I. Introduction
The journal article that will be reviewed in this paper is “The Efficacy of Intensive Dietary Therapy Alone or Combined with Lovastatin in Outpatients with Hypercholesterolemia”. This article tackles the difference in terms of efficacy between the intensive diet therapy alone compared to the diet therapy with the presence of Lovastatin. Lovastatin is a lipid-lowering agent that was studied extensively and widely prescribed in USA. There are two treatments conducted in the study, one is the low-fat, low-cholesterol diet and the other is low-fat, low-cholesterol diet but with the presence of Lovastatin. For the control intervention of the study a high-fat, high- cholesterol diet and high-fat, high- cholesterol diet with the presence of placebo. Placebo is an identical appearance to lovastatin; this was used to control the unbeneficial effect of the experiment but would be cause by the active agent in the food.

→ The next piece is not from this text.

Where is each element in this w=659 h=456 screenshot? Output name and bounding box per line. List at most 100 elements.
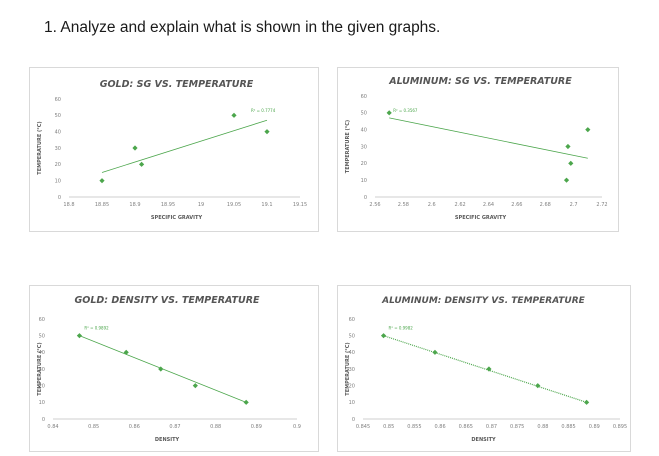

The main question of this study is; between an intensive dietary therapy alone and dietary therapy with the presence of Lovastatin, which is more effective and efficient to the outpatients with hypercholesterolemia. Moreover, the hypothesis of the study is the NCEP Step 2 diet or the low-fat, low-cholesterol diet can reduce the mean levels of total and LDL cholesterol up to greater than 5 percentages. Meanwhile, their hypothesis on the basis of metabolic-ward studies are in the NCEP Step 2 diet or the low-fat, low-cholesterol diet will have an average reduction of about 50 mg per deciliter. The scientific relevance of this study is not that significant because previous researches have resulted on the same outcome that the effect of diet and lovastatin are independent to each other. However, the practical relevance of the study showed that during low fat diets, with or without the presence of Lovastatin, the patient could experience a reduction in in its average weight compared to the diet with containing high-fats.